Mariana Penaforte, 31, também é jornalista e ex-aluna da Unifor. Ela mora em Santiago, no Chile, há oito anos, onde trabalha com jornalismo econômico. Atualmente, trabalha como assessora de comunicação do Ministério da Fazenda. No Chile, foi adotado um sistema de quarentena gradual, que significa que todos os estabelecimentos não foram fechados de uma vez, como aconteceu no Brasil. O governo tem adotado várias medidas para evitar que as pessoas saiam de casa e para combater o vírus. Além disso, afirma que a população está consciente sobre a atual situação. 

Pela primeira vez na vida, Mariana está trabalhando a distância e está achando interessante a experiência. Apesar do regime de quarentena no mundo, conta que conseguiu se comunicar melhor com seus amigos.

Longe de casa

Danna Yisella. Foto: Arquivo Pessoal

A estudante de Jornalismo, Danna Yissela Avila Gonzalez, 18 anos, veio para fazer intercâmbio na Unifor no final de janeiro, desde Villavicencio-Meta, na Colômbia. Ela mora em uma “república” (morada de estudantes) junto com outros 16 estudantes, no bairro José Bonifácio. Danna acredita que cada um enfrenta essa situação de acordo com a sua personalidade. Diz que se caracteriza por ser forte e tranquila. “Eu não me estresso, claro que a preocupação por não estar com as pessoas que amo e ter a minha família e amigos tão longe de mim é uma preocupação. Mas não é tão forte ao ponto de me sentir oprimida, sentir-me desesperada. Tenho levado isso com muita calma, pois sei que, se não o faço e se me desespero. Então, me parece muito importante manter-me relaxada para que o meu corpo esteja bem, saudável. Faço exercícios e alimentando-me bem, tomando todas as precauções para não estar aberta a ser positiva ao COVID-19”. Outro fator que a ajuda é que mantém contato diário com a sua família, sempre trocando apoio moral.  

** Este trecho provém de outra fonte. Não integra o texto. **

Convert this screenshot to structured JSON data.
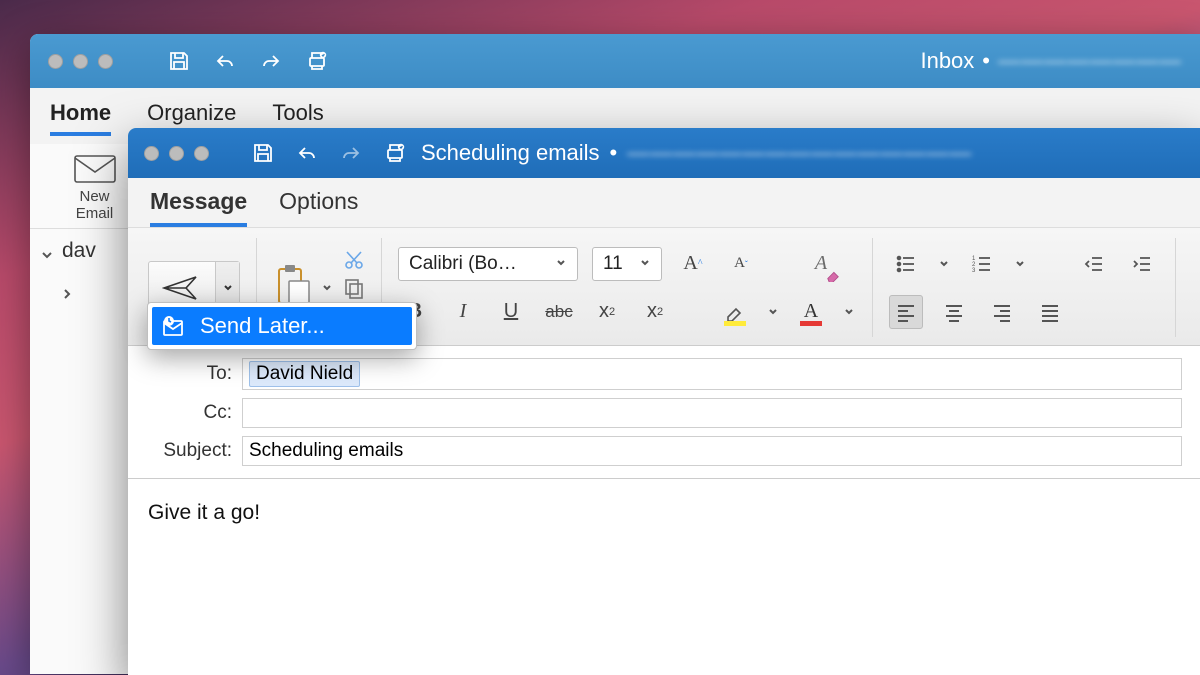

Ela reconhece que é preocupante viver com tantas pessoas juntas em um momento como esse, “mas é o que tem”, responde resignada. Danna explica que, quando surgiram os primeiros casos da doença Covid-19 no Brasil, fizeram uma reunião orientados por uma enfermeira e outros estudantes da área da saúde para adotar os cuidados e precauções. Restringiram as saídas para efetuar o estritamente necessário. “Quando sair, usar álcool em gel antes e depois de voltar. Ir com máscaras. Se está doente, apresentar sintomas, não sair das habitações, tomar seu remédio, usar máscara. Também temos procurado ter muito cuidado com o asseio, com a higiene. Temos criado estratégias para não ficarmos com tédio, como jogos, certas dinâmicas, para diversão e entretenimento”, explica.

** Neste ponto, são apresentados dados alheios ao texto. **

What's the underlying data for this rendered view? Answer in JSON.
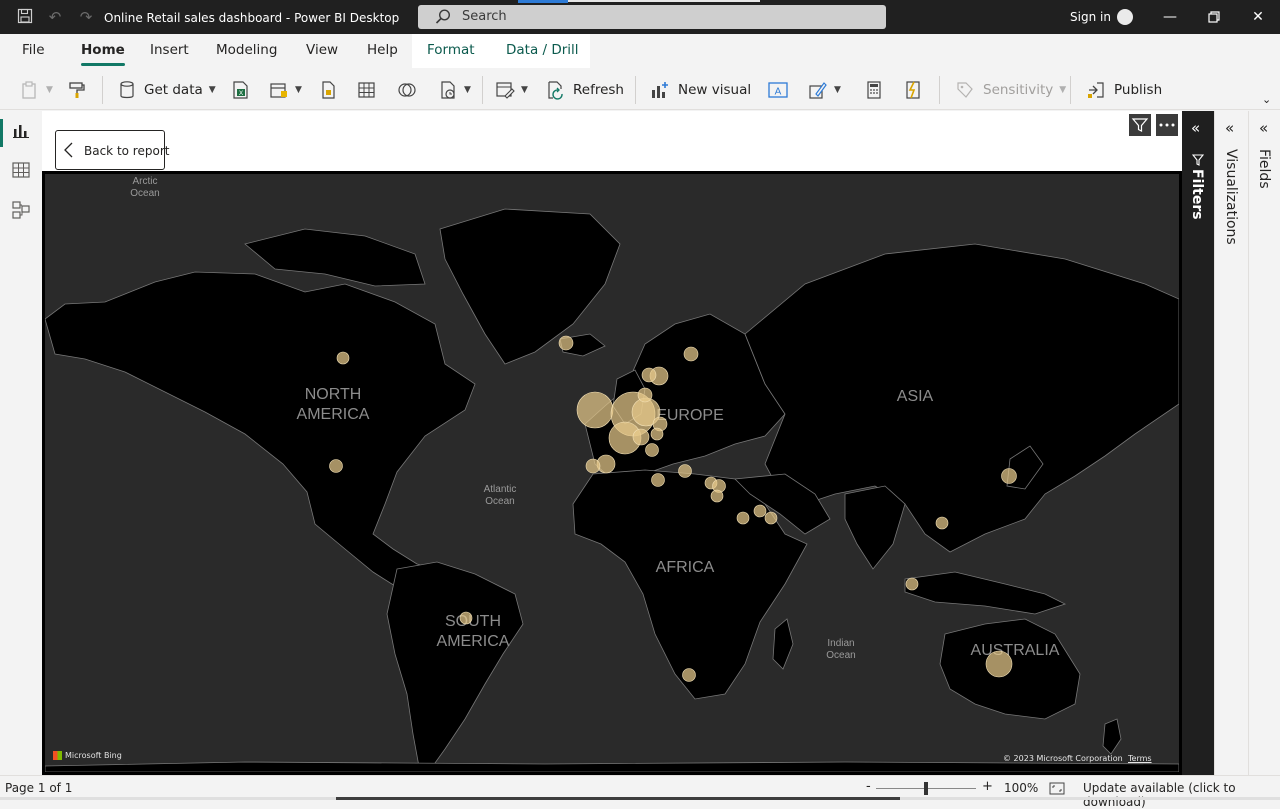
{
  "window": {
    "title": "Online Retail sales dashboard - Power BI Desktop",
    "search_placeholder": "Search",
    "sign_in": "Sign in"
  },
  "menu": {
    "file": "File",
    "home": "Home",
    "insert": "Insert",
    "modeling": "Modeling",
    "view": "View",
    "help": "Help",
    "format": "Format",
    "data_drill": "Data / Drill"
  },
  "ribbon": {
    "get_data": "Get data",
    "refresh": "Refresh",
    "new_visual": "New visual",
    "sensitivity": "Sensitivity",
    "publish": "Publish"
  },
  "canvas": {
    "back_to_report": "Back to report"
  },
  "map": {
    "labels": {
      "arctic_ocean": [
        "Arctic",
        "Ocean"
      ],
      "north_america": [
        "NORTH",
        "AMERICA"
      ],
      "atlantic_ocean": [
        "Atlantic",
        "Ocean"
      ],
      "europe": "EUROPE",
      "asia": "ASIA",
      "africa": "AFRICA",
      "south_america": [
        "SOUTH",
        "AMERICA"
      ],
      "indian_ocean": [
        "Indian",
        "Ocean"
      ],
      "australia": "AUSTRALIA"
    },
    "bing_logo": "Microsoft Bing",
    "copyright": "© 2023 Microsoft Corporation",
    "terms": "Terms",
    "bubble_color": "#e6c98a",
    "land_color": "#000000",
    "water_color": "#2a2a2a",
    "border_color": "#777777"
  },
  "panes": {
    "filters": "Filters",
    "visualizations": "Visualizations",
    "fields": "Fields"
  },
  "status": {
    "page": "Page 1 of 1",
    "zoom": "100%",
    "update": "Update available (click to download)"
  },
  "colors": {
    "accent": "#117865",
    "titlebar": "#202020"
  }
}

Yanick Sanner. Foto: Arquivo Pessoal

Yanick Saner é suiço e está também em Fortaleza estudando Comércio Exterior. Nos últimos dias, ele relata que foi bastante esquisito para ele e seus companheiros da “república” viver a quarentena. No entanto, declara que eles já estão conseguindo lidar melhor com o confinamento. “Tivemos uma reunião com as pessoas da república sobre nosso futuro, adotamos várias regras como não sair de casa, a não ser que seja para ir ao mercado, menos gente entrando na república e lavar as mãos regularmente. Jogamos cartas, futebol no pátio, assistimos filmes, entre outras coisas”.

Ele tem se comunicado com a família na Suíça pelo menos três vezes por dia para conversar sobre a situação dele, no Brasil, e para saber como está em seu país de origem. Seus pais lhe sugeriram voltar para Europa e perder um semestre, mas Saner ainda não tem certeza sobre o que vai fazer. “Eu só quero sustentar a minha família na Suíça e voltar ao trabalho para que eu possa economizar nas minhas férias um valor que vale a pena para viajar por esse país maravilhoso”, explica o estudante.

Larissa Carvalho. Foto: Arquivo Pessoal

A mexicana Dulce Bautista, 21 anos, estudante de Administração de hotéis e restaurantes da Universidade de las Américas, em Puebla, passou um semestre de intercâmbio na Universidade de Fortaleza, em 2019.2, e depois seguiu para um estágio em um hotel, em Abu Dabi, capital dos Emirados Árabes Unidos, no Golfo Pérsico. Viajou para lá em janeiro e, agora, conta que está confinada no hotel sem hóspedes e em uma região quase deserta. “Há um ambiente de muito estresse, muita incerteza sobre o futuro, pois a qualquer hora pode mudar tudo drasticamente. O segmento hoteleiro foi duramente atingido, estamos desamparados, pois não há clientes. O hotel está vazio e aqui ficaram apenas os empregados que não conseguiram ir para casa”.

Dulce fez várias tentativas para voltar para o México, mas, como está muito longe do aeroporto, perdeu alguns voos de emergência porque levaria muitas horas para chegar. “O hotel em que estou é no meio do deserto. Fazendo os cálculos, sairia muito caro ir nas atuais circunstâncias. Além de correr o risco de não chegar no horário do voo sair. Atualmente, todas as fronteiras do país estão fechadas. Não tenho mais como sair, pelo menos nas próximas duas semanas”.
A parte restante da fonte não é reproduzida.